As a long-distance marathon runner, I know how essential it is for people to watch their waistlines and diets. Growing numbers of people are overweight - more than 1 billion worldwide at last count - spurring governments, businesses, and all kinds of support groups into action. It's estimated that in the US alone, the weight-loss industry - which produces everything from pills to foods to diet centers - generated close to $50 billion in sales last year.
You may not hear much about it, but in Africa we also have overweight people. For every fat one, however, we have hundreds more whose bellies are empty. The idea that people would tune in to watch half a dozen people trying to lose weight made me think: Why can't we generate the same amount of interest in the estimated 25,000 people who lose their lives every day because they couldn't get enough to eat?
While we look the other way, the number of hungry people continues to grow, from 790 million in the mid-1990s to 852 million last year - this despite frequent and loud commitments by world leaders to cut in half the number of hungry people by 2015.
Why do I care, you ask? I know what real hunger pangs feel like. As a child, often the only meal I got was the bowl of porridge served at my school thanks to the UN World Food Program (WFP). I was also one of the fortunate ones. Because of those school lunches, I was able to grow up strong and healthy. Millions of my countrymen and women are not so fortunate.
As human beings, every time we see a hungry person, we are gripped by shame and an urgent desire to help. Yet for reasons I don't fully understand, hunger seems to exist in a ghetto - present but unseen.
We only have to look at hunger crises in countries like Sudan, Ethiopia, Niger, and Malawi to understand the urgency of the need. Globally, it's estimated there are 300 million children who run the highest risk of seeing their lives either cut short, or ruined because malnutrition robbed them of normal physical and mental development.

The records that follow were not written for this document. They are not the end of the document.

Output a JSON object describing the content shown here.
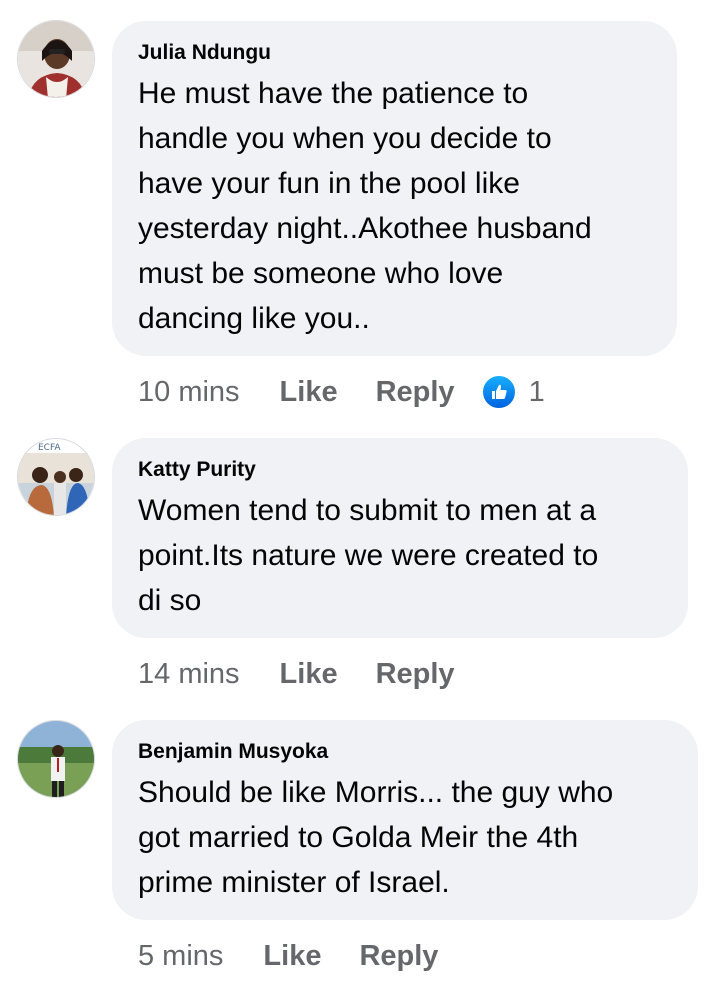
{
  "comments": [
    {
      "author": "Julia Ndungu",
      "text": "He must have the patience to\nhandle you when you decide to\nhave your fun in the pool like\nyesterday night..Akothee husband\nmust be someone who love\ndancing like you..",
      "time": "10 mins",
      "like_label": "Like",
      "reply_label": "Reply",
      "reaction_icon": "like-reaction-icon",
      "reaction_count": "1"
    },
    {
      "author": "Katty Purity",
      "text": "Women tend to submit to men at a\npoint.Its nature we were created to\ndi so",
      "time": "14 mins",
      "like_label": "Like",
      "reply_label": "Reply"
    },
    {
      "author": "Benjamin Musyoka",
      "text": "Should be like Morris... the guy who\ngot married to Golda Meir the 4th\nprime minister of Israel.",
      "time": "5 mins",
      "like_label": "Like",
      "reply_label": "Reply"
    }
  ],
  "colors": {
    "bubble": "#f0f2f5",
    "meta_text": "#65676b",
    "like_blue": "#1877f2"
  }
}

I used to be one of the hungry. Had a food program not been available to me and my schoolmates, I probably wouldn't be writing this, much less could I have set the world record at the 2003 Berlin Marathon or had the chance to once again participate in this year's New York City Marathon.

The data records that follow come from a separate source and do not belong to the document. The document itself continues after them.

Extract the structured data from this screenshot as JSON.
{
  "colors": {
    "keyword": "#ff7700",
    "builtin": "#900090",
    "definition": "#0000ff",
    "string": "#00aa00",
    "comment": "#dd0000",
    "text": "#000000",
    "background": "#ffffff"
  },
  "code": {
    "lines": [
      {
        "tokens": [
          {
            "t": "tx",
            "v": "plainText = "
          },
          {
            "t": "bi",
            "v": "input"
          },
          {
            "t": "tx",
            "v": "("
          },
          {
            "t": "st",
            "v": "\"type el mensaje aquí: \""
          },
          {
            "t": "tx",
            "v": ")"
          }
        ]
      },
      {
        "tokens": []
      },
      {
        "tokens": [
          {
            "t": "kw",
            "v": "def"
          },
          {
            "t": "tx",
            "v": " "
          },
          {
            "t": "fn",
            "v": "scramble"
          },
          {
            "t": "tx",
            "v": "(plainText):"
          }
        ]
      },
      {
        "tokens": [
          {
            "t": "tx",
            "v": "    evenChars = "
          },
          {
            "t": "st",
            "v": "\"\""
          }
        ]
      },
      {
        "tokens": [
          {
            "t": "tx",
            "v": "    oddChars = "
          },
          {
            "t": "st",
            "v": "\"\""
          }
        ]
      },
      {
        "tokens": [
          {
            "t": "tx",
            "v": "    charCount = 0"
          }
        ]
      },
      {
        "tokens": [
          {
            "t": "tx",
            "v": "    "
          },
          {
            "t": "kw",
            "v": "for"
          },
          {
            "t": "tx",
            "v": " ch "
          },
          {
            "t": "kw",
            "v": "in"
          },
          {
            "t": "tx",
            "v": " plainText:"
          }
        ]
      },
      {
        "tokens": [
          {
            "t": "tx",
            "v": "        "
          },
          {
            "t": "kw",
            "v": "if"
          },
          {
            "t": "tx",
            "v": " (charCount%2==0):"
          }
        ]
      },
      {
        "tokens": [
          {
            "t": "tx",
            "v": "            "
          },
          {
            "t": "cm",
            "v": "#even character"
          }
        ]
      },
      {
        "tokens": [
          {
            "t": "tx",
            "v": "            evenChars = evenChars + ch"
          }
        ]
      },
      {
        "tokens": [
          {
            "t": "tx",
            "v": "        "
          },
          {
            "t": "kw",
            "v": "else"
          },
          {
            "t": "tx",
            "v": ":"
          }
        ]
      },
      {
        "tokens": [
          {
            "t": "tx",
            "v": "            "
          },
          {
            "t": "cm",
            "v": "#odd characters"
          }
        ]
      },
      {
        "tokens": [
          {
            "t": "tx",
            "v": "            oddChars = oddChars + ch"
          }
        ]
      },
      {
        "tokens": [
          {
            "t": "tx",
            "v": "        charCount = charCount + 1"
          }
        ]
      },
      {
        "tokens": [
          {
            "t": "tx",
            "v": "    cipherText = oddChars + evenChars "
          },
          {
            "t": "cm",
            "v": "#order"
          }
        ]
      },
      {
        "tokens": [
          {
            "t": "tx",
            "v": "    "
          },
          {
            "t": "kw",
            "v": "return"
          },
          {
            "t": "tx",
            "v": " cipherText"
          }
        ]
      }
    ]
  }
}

The Big Apple is a long way from the dusty Kenyan town of Baringo where I grew up and where drought, disease, and hunger were a daily reality. For most kids in Baringo, life was an uphill struggle, where the lack of food meant you couldn't get a head start in life. Children usually spent their early years helping their families earn a living. At best, only one child in the family went to school, but even then, hunger always hovered nearby.

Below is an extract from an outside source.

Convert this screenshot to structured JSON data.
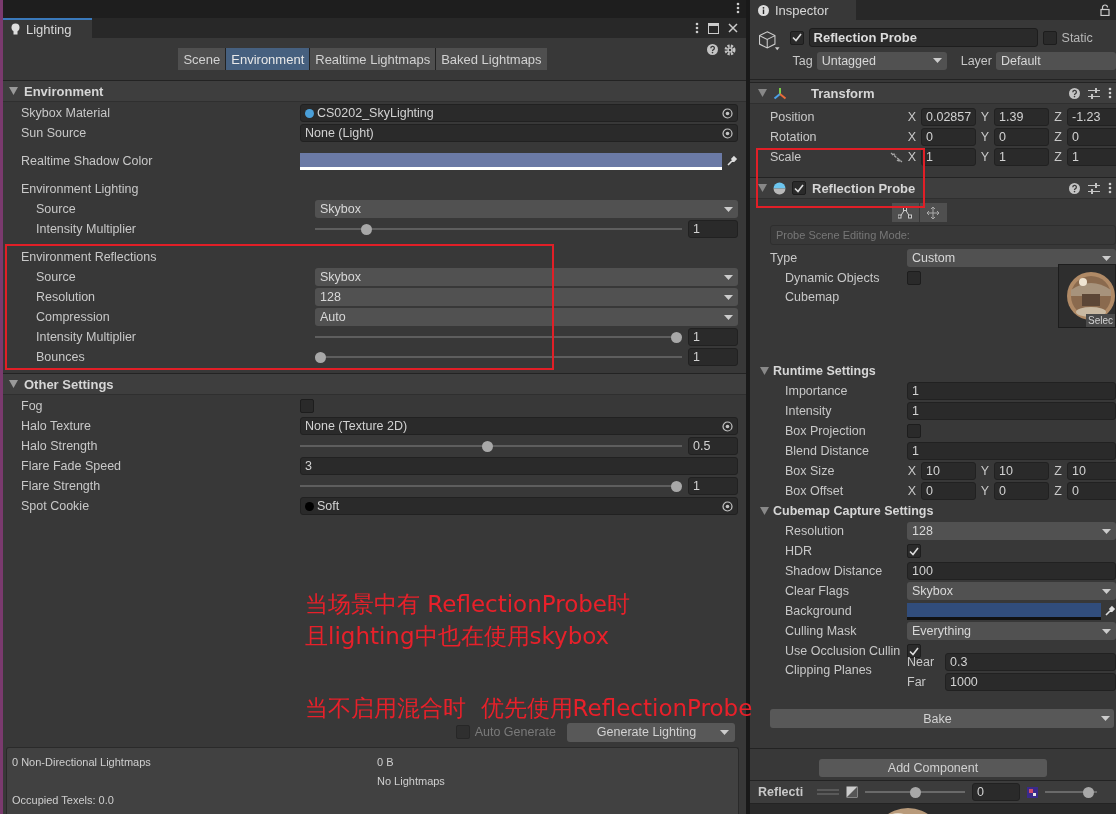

When I was 8, however, all that changed. The WFP began distributing food at the schools in the area, and, all of a sudden, a heavy burden was lifted. My friends and I no longer worried about being hungry in class. We ate a simple meal each day and could concentrate on our lessons.
Those kids who had dropped out of school came back; others, who had never been to school, were sent by their parents. Today, 27 years later, I often ask myself the question: Without the benefit of school feeding, would I have become a literate, healthy, successful long-distance runner?
Since my days as a beneficiary, I have learned that school feeding can dispel hunger, cut malnutrition, double school attendance, and boost educational performance. It also compensates poor parents for the loss of their children's labor while they are attending classes.
What makes school feeding so valuable is that it frees individuals to develop their innate potential while building self-reliance. This can be done for millions of other children around the world.
The highly successful postwar school feeding programs in Europe, the US, Japan, and other countries, helped transform war-torn nations into strong societies and economies in just one generation. The same can be done for developing countries worldwide.
Just 10 cents out of every dollar the US spends on diet products would help prevent the death of almost 10 million people every year. But we don't have to think in terms of millions of dollars. The bottom line is that it only takes 19 cents a day to feed a hungry child in school in Kenya, Bangladesh, or Honduras.
The choice before us then, is not between fighting hunger or obesity - both are important and doable. It's within our power to win while fighting on both fronts.
This Thanksgiving, Americans can be proud of the enormous good that they do through their charitable donations and the aid their government provides in Africa and across the globe. As you pause to give thanks at the dinner table, please spare a thought for those who still need your help. Then, on Friday, when you cannot bear the idea of more desserts, start saving what you would have spent on them in a week or a month and help feed a child.
• Paul Tergat is the world's fastest marathon runner. He is a former recipient of WFP school lunches, and now an ambassador for the program.